Interestingly, in the letters to the editor of the National Catholic Reporter, some of the respondents said they have such a situation in their parish and they simply allow the rice bread no matter what authorities say. They tryst their religious judgment in on contrast to those who know.

I suspect a lot of us in our congregation would agree with them. It seems to fit the response to the question "What Would Jesus Do?"

It may not be all that simple.

The story in the Gospel has a hard ending. Jesus tells the Pharisees if they were only blind they'd be OK. It's because they say they see -- are unwilling to learn, to be taught -- that Jesus leaves them in their sin.

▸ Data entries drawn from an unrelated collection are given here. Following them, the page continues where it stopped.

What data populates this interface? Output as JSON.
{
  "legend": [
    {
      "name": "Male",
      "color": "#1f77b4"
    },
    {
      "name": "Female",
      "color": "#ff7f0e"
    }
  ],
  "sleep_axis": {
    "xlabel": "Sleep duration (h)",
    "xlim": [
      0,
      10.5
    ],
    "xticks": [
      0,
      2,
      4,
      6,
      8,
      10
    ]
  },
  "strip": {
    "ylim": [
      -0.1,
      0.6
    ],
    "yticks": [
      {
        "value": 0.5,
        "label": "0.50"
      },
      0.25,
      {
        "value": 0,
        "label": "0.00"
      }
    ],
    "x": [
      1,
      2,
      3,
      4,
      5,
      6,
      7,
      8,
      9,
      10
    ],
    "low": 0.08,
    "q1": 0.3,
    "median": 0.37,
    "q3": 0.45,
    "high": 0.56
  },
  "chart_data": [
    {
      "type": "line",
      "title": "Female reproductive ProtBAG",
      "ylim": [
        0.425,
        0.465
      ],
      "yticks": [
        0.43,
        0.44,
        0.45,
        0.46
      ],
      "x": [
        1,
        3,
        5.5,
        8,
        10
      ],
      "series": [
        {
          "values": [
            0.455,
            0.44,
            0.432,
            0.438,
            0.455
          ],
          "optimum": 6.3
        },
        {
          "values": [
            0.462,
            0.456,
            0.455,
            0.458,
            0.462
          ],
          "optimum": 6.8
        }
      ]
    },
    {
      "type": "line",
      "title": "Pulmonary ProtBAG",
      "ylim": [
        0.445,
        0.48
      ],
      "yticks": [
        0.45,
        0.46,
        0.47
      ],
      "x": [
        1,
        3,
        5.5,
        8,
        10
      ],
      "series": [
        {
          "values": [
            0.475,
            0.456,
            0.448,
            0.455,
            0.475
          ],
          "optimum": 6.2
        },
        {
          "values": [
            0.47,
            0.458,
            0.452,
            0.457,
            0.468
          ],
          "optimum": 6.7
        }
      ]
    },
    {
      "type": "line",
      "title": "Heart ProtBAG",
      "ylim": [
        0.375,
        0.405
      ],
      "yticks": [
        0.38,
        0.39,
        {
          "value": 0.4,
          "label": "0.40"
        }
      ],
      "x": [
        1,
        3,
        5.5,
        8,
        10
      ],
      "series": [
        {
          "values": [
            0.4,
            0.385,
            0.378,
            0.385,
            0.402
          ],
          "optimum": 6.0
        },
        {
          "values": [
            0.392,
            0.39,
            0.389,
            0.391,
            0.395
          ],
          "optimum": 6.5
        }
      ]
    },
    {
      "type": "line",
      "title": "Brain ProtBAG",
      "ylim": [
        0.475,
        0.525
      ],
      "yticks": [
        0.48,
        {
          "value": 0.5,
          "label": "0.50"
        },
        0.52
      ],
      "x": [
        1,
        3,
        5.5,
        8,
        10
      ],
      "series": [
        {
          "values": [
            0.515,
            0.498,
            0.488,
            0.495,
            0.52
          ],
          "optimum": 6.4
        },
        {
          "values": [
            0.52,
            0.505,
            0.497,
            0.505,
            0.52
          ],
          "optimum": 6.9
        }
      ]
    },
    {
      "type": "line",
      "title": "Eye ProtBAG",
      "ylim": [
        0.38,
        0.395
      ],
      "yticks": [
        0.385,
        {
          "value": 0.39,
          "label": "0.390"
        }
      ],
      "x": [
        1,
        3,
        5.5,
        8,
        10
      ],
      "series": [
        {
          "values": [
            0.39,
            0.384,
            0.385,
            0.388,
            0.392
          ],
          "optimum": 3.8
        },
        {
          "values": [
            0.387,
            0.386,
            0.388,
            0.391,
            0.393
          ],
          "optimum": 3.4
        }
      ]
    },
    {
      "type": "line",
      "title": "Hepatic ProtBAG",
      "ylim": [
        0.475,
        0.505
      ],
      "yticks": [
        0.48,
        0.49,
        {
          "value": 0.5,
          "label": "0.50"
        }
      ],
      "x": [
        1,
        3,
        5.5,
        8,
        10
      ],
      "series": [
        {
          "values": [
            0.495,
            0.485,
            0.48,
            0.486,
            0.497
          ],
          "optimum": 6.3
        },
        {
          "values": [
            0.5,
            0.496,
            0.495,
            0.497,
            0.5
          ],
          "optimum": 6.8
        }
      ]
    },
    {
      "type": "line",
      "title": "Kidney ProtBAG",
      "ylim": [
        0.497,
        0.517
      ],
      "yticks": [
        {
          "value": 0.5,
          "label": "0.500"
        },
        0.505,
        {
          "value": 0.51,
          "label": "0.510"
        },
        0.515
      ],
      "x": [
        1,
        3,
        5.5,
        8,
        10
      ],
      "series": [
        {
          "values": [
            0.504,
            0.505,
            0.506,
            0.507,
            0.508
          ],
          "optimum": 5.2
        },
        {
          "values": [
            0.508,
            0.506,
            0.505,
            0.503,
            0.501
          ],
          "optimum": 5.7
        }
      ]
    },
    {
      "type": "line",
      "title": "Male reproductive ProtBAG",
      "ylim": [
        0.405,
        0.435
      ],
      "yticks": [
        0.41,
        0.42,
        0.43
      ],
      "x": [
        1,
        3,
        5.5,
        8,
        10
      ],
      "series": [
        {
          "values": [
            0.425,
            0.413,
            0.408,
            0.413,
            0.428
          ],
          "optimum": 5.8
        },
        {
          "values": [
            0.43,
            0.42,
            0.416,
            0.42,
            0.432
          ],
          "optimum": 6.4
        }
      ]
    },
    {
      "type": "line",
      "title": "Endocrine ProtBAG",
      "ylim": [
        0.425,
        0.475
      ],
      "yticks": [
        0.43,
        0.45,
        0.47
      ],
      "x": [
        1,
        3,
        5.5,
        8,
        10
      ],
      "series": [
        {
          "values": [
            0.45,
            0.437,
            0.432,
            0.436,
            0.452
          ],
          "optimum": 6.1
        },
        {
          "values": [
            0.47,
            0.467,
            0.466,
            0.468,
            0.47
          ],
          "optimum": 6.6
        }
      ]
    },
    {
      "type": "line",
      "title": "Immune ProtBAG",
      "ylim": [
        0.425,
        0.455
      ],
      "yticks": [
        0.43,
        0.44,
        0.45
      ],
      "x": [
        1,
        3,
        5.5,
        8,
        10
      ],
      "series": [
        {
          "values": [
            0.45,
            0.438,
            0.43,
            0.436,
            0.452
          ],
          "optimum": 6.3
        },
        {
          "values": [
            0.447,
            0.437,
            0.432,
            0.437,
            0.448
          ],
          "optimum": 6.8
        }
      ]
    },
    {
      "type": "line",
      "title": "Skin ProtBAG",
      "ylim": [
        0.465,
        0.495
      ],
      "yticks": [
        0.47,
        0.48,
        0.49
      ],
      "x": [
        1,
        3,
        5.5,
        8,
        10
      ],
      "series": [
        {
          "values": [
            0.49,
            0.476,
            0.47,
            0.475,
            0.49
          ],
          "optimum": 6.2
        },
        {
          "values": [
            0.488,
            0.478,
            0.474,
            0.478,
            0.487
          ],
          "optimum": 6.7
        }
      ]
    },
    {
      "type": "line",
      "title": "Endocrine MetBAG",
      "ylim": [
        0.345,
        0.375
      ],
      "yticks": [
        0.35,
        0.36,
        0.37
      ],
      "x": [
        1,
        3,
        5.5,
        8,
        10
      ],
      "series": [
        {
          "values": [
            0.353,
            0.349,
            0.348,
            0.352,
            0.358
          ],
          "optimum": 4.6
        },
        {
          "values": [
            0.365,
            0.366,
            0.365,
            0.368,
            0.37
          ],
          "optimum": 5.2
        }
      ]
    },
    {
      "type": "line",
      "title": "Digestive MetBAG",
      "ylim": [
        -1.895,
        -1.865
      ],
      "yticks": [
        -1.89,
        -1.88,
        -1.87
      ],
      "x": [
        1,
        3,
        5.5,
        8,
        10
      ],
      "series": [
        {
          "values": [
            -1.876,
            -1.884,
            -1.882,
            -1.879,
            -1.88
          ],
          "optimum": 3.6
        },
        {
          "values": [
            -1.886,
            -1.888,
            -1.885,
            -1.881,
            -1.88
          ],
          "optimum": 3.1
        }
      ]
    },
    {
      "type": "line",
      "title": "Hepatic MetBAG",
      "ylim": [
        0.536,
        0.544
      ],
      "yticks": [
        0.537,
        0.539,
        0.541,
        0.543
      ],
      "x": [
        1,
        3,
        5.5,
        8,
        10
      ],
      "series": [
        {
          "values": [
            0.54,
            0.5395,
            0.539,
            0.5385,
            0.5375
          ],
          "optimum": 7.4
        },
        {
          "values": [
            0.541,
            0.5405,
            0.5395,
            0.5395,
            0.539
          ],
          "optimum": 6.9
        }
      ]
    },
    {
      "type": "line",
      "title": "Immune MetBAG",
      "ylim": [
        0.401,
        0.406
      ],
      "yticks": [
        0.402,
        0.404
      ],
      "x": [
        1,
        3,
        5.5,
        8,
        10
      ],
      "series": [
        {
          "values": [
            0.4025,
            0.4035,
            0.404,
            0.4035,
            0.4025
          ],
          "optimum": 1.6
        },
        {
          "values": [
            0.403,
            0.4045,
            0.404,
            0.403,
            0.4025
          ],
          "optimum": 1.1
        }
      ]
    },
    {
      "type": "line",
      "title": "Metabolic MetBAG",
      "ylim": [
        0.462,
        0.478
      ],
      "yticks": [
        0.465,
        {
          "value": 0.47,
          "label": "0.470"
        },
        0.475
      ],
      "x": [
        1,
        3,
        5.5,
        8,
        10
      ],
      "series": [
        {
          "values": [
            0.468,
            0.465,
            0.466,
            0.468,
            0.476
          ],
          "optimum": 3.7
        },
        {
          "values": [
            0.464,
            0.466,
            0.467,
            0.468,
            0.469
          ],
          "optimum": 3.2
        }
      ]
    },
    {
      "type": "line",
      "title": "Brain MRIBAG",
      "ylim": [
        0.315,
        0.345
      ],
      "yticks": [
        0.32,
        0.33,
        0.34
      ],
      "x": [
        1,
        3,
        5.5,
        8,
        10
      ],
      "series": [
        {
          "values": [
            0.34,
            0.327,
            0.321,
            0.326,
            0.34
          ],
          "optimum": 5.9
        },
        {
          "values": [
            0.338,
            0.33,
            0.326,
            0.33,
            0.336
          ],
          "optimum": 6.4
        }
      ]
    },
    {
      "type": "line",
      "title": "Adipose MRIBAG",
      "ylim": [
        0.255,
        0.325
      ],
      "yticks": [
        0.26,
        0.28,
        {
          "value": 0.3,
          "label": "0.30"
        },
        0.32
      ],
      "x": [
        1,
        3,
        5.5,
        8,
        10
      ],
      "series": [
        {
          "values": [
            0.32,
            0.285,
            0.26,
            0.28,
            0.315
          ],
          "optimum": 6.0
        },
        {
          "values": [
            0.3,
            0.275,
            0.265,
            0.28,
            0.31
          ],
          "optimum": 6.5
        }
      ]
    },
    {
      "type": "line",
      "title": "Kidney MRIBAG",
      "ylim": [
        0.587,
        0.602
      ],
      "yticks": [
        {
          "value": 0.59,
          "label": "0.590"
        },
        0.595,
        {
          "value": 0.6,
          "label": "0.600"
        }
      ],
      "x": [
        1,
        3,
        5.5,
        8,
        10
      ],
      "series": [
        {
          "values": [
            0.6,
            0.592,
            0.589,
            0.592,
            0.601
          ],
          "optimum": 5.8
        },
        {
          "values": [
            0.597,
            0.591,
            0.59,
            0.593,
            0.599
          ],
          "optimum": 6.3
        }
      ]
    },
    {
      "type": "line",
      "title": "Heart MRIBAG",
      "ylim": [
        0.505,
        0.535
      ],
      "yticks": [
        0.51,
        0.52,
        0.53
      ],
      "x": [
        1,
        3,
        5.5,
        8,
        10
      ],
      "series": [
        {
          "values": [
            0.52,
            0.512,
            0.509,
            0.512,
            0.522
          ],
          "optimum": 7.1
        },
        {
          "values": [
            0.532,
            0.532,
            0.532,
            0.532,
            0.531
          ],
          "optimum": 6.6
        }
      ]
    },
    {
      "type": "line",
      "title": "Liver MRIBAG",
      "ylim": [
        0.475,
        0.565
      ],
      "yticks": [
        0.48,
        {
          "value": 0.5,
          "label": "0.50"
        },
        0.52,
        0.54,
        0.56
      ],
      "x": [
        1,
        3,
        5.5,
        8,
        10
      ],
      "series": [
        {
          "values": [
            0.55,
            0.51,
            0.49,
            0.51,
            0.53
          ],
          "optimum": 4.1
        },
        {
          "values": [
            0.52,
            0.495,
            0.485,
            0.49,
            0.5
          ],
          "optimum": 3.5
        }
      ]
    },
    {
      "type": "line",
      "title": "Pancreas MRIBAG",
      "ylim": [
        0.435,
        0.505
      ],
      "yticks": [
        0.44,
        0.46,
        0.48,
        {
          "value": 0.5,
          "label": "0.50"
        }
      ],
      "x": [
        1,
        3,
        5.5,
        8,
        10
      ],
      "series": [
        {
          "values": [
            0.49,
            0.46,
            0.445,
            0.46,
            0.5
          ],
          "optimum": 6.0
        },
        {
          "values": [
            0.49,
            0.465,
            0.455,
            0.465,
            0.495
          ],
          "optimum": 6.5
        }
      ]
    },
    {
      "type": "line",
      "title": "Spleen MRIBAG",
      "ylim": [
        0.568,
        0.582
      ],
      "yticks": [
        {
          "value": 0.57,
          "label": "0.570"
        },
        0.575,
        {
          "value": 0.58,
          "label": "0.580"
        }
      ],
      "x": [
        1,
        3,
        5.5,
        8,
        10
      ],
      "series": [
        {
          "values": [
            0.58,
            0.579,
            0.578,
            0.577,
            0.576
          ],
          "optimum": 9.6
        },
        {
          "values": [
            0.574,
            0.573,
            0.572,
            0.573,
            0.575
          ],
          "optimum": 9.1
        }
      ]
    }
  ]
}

So our liturgy places us before a choice: we can acknowledge our blindness and let Jesus lead us to where we can finally acknowledge "I believe, Lord" -- which might take a lifetime. Or we can be so sure of the rules that we can claim to know -- and continue in our blindness.

I know what my feelings and leanings tell me is the right response to the young girl. But if I claim to know that the authorities are wrong, I might just be as guilty as the pharisees.

We have a choice. To walk by faith or to blindly claim to know. In Communion let's ask the Lord, the Light of the World, to take over.